満足度★★★★★
静謐な愛の物語
思った通り、春風ひとみさんの出演が、この作品を成功作に導いていました。
春風さんが、舞台に登場した途端、舞台が波打ち、みるみる気持ちが引き込まれて行くのがわかり、二人が心を通い合わせて行く気持ちに寄り添いながら、最後まで、見守ることができました。
日本人では、なかなか口にしないようなストレートな愛情表現も、加藤さんと春風さんの口から発せられると、なんの違和感もなく、素直に感情移入できて、清々しい気持ちになりました。
取り立てて、センセイショナルな物語進行ではないので、春風さんでなく、演出が鵜山さんでなければ、これ程、感動的な舞台に形成するのは、難しい題材だったかもしれません。
それに、ストーリーに重要な役どころの子役さんが、本当にいい演技をされて、お二人の名演に水を注さなかったのが、救いでした。
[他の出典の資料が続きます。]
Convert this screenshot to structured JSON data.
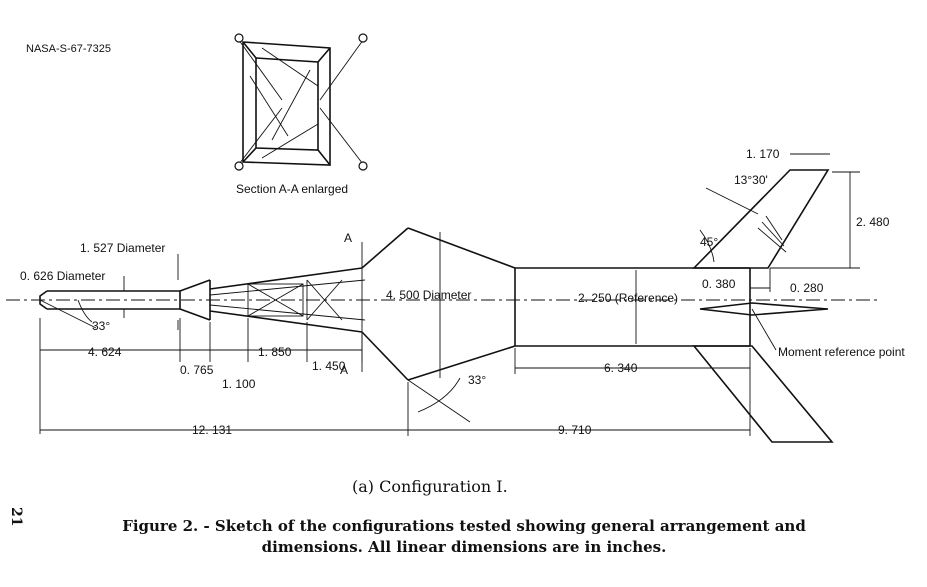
{
  "header": {
    "report_id": "NASA-S-67-7325"
  },
  "section_view": {
    "label": "Section A-A enlarged"
  },
  "section_marks": [
    "A",
    "A"
  ],
  "dimensions": {
    "nose_diameter": "0. 626 Diameter",
    "body_diameter": "1. 527 Diameter",
    "cone_diameter": "4. 500 Diameter",
    "reference": "2. 250 (Reference)",
    "nose_length": "4. 624",
    "len_0765": "0. 765",
    "len_1100": "1. 100",
    "len_1850": "1. 850",
    "len_1450": "1. 450",
    "total_forward": "12. 131",
    "total_aft": "9. 710",
    "afterbody_length": "6. 340",
    "fin_tip_chord": "1. 170",
    "fin_span": "2. 480",
    "fin_offset": "0. 380",
    "fin_thickness": "0. 280"
  },
  "angles": {
    "nose_angle": "33°",
    "cone_angle": "33°",
    "fin_sweep": "45°",
    "fin_angle": "13°30'"
  },
  "annotations": {
    "moment_reference": "Moment reference point"
  },
  "captions": {
    "subcaption": "(a)  Configuration I.",
    "figure_line1": "Figure 2. - Sketch of the configurations tested showing general arrangement and",
    "figure_line2": "dimensions.  All linear dimensions are in inches.",
    "page_number": "21"
  }
}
主人公の、神に対する思いが、彼女との関係を通して、微妙に変化して行く様子も、静かな流れの中で丁寧に描かれ、主人公の思いを、観客が追体験できるような上質な舞台でした。
若かりし頃、ズートルビの一員として、バラエティタレントだった新井さんが、中年になって、得がたい役者さんになられたことも、感慨深く拝見しました。
「ナルニア国物語」、読んでみたくなりました。